I write separately to clarify that we are not presented in this opinion with the question of whether a minute order could be used, together with a charging document, to satisfy the government’s burden of proof of the fact of a prior conviction, where the charged crime categorically qualifies as a requisite crime for purposes of sentencing enhancements. Presumably, this would not present a problem: minute orders share many similarities with abstracts of judgments, see United States v. Navidad-Marcos, 367 F.3d 903, 909 (9th Cir.2004), and our court routinely permits the use of abstracts of judgments, coupled with a charging document, to satisfy this burden. See United States v. Valle-Montalbo, 474 F.3d 1197, 1201-02 (9th Cir.2007) (“trial court may rely upon the abstract of judgment and charging document to conclude there is clear and convincing evidence that the defendant had a qualifying conviction under U.S.S.G. § 2L1.2(b)(l)(A)”); United States v. Rodriguez-Lara, 421 F.3d 932, 949-50 (9th Cir.2005). I thus disagree with the majority’s conclusion that there is “tension” between Diaz-Argueta and these cases, majority opinion at n. 5, because Valle-Montalbo and Rodriguez-Lara did not rely on the abstract of judgment to conduct a modified categorical approach under Shepard/Taylor, but only relied on the document after concluding that the crime of conviction was categorically a requisite crime for sentencing enhancement purposes. Thus, the only remaining issue was whether the government established the fact of a prior conviction, and not the nature of the conviction itself.

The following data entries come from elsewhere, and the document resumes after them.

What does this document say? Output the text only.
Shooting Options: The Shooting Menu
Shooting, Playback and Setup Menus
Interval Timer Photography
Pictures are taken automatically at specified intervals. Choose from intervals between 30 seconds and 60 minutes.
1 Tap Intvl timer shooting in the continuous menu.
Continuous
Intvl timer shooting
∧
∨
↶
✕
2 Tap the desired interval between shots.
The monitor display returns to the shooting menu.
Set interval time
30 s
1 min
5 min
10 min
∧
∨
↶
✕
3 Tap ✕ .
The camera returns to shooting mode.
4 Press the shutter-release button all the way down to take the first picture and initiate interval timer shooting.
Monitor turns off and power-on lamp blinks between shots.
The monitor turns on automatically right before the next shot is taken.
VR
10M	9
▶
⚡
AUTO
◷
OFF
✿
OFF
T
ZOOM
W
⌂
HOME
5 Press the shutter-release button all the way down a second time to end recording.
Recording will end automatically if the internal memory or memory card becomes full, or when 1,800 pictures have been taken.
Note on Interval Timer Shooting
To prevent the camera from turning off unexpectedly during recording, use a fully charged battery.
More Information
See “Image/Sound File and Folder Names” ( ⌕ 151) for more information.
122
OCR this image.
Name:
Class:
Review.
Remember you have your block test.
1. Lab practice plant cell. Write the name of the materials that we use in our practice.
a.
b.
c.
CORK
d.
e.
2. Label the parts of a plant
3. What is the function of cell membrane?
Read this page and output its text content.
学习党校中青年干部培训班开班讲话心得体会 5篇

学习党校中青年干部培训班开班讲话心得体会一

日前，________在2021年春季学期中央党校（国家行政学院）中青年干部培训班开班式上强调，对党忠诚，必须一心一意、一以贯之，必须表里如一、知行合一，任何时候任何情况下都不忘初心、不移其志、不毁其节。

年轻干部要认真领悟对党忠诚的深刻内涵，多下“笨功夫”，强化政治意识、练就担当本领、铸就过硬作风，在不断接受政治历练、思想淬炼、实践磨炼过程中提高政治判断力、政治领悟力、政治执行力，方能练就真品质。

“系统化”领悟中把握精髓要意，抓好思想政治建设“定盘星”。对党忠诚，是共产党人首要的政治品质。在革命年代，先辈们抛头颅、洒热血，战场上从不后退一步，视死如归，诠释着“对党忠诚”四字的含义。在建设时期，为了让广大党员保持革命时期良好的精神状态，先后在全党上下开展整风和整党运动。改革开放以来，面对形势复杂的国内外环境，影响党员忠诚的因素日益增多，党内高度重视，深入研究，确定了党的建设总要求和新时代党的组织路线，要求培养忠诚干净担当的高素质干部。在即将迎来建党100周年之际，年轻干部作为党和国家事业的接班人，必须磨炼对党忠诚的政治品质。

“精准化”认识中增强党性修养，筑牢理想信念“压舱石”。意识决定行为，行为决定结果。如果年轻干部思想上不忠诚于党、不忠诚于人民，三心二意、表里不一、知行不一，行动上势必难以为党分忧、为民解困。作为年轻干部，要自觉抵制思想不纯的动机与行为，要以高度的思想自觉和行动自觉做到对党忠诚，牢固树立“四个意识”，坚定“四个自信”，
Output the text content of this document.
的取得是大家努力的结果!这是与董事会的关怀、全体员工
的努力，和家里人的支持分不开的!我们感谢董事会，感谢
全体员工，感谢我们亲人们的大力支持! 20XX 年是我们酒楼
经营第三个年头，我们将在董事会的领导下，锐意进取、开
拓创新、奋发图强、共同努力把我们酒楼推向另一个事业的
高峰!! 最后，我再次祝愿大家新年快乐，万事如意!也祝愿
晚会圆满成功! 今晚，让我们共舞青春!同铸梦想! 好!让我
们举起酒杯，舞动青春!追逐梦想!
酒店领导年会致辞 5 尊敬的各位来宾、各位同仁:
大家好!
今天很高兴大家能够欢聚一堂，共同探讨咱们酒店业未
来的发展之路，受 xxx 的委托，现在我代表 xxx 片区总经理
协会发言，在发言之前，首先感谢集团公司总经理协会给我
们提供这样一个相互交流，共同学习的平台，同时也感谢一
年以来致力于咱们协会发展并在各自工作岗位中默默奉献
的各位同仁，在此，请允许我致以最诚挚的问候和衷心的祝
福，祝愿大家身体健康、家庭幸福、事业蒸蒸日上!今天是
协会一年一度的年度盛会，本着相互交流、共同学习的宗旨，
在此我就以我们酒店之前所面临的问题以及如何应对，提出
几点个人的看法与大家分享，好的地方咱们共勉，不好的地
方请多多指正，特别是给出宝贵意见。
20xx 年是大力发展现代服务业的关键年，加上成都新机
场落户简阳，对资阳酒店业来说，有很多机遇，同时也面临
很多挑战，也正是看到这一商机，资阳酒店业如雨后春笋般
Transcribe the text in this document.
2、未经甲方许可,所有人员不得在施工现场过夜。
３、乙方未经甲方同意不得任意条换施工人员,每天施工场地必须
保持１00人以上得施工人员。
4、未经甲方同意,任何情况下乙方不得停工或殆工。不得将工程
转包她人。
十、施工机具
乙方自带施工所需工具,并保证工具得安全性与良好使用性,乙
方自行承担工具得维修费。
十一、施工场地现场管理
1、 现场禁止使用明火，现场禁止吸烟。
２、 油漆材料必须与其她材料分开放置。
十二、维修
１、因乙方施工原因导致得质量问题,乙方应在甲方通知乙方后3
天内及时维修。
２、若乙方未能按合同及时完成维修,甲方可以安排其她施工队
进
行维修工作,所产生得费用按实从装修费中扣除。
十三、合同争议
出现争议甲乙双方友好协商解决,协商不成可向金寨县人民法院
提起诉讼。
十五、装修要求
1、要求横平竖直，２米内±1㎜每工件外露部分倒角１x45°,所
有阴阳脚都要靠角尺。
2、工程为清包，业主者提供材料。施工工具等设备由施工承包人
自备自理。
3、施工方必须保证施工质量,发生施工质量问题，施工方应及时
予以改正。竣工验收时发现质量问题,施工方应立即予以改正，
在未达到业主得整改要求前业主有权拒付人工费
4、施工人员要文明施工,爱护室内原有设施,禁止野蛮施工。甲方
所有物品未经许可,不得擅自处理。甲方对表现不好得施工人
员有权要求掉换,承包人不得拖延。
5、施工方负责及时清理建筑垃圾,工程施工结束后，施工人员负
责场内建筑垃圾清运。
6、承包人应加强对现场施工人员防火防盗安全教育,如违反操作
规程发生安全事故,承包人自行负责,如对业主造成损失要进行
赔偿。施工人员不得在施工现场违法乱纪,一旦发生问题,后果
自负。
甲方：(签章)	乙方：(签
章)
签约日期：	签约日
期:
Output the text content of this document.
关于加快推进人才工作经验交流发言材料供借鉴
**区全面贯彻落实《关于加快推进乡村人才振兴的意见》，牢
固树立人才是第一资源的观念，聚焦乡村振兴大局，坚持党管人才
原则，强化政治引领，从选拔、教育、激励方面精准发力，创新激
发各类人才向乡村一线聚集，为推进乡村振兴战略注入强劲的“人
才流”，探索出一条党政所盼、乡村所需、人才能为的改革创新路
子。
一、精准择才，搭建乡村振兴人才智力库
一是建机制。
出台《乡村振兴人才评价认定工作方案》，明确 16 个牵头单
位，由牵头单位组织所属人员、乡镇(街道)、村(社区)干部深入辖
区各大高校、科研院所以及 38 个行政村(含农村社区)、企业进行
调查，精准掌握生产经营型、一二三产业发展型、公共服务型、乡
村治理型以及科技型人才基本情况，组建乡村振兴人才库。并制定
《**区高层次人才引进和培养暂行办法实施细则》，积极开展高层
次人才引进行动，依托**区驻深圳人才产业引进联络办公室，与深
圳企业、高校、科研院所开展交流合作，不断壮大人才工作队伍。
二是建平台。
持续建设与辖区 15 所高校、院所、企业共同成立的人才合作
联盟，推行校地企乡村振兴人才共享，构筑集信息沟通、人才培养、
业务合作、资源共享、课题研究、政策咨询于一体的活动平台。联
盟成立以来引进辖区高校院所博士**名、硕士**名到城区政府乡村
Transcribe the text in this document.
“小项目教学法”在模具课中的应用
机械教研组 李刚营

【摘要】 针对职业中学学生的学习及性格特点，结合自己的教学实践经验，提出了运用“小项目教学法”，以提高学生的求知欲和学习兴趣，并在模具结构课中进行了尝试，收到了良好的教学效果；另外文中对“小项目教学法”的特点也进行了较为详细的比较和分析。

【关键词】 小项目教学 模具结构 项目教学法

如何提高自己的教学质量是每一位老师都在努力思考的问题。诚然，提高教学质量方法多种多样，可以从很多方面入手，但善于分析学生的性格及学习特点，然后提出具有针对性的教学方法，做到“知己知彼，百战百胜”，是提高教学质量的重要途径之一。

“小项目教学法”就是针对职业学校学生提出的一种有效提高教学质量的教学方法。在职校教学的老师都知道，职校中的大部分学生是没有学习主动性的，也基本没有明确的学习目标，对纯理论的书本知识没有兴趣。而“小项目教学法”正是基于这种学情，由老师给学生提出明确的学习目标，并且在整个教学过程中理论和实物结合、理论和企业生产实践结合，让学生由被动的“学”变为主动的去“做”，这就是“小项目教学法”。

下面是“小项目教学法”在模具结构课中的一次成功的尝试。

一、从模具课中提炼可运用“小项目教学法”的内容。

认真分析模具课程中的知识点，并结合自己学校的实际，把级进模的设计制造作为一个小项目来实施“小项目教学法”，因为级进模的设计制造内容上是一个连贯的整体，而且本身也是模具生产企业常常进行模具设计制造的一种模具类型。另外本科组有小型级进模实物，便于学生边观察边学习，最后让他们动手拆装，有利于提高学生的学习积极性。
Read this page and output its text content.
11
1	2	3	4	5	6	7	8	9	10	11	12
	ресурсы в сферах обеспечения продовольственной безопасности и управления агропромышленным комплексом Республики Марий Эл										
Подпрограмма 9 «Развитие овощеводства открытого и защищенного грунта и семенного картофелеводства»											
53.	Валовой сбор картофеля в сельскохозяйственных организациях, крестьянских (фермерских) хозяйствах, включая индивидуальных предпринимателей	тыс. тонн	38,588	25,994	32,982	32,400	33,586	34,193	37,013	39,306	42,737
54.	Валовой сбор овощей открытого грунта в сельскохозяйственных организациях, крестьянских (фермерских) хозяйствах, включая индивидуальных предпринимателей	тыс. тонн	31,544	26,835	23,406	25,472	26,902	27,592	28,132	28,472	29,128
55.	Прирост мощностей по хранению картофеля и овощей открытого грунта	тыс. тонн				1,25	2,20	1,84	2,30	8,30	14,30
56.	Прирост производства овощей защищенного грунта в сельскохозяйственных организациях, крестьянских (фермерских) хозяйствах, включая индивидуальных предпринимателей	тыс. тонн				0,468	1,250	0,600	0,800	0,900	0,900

The tension exists, in my view, as to whether we may consider these types of documents under Shepard when conducting Taylor’s modified categorical approach. In the cases in which we have disapproved the similar use of an abstract of judgment, the abstract has revealed that the defendant pled to a different crime than that in the charging document. See Ruiz-Vidal v. Gonzales, 473 F.3d 1072, 1078-79 (9th Cir.2007); Martinez-Perez v. Gonzales, 417 F.3d 1022, 1029 (9th Cir.2005); see also Navidad-Marcos, 367 F.3d at 908-09 (disapproving use of abstract alone to narrow conduct charged in information). I agree that abstracts of judgment may not independently establish a qualifying conviction, but I do not believe our case law precludes their use altogether when conducting the modified categorical analysis, and especially not when the abstract reveals the defendant pled to the same (narrower) crime as described in the charging instrument.
I concur because I believe we are bound by Diaz-Argueta, but the result may be that abstracts of judgments and minute orders are treated differently in this circuit for purposes of Shepard/Taylor.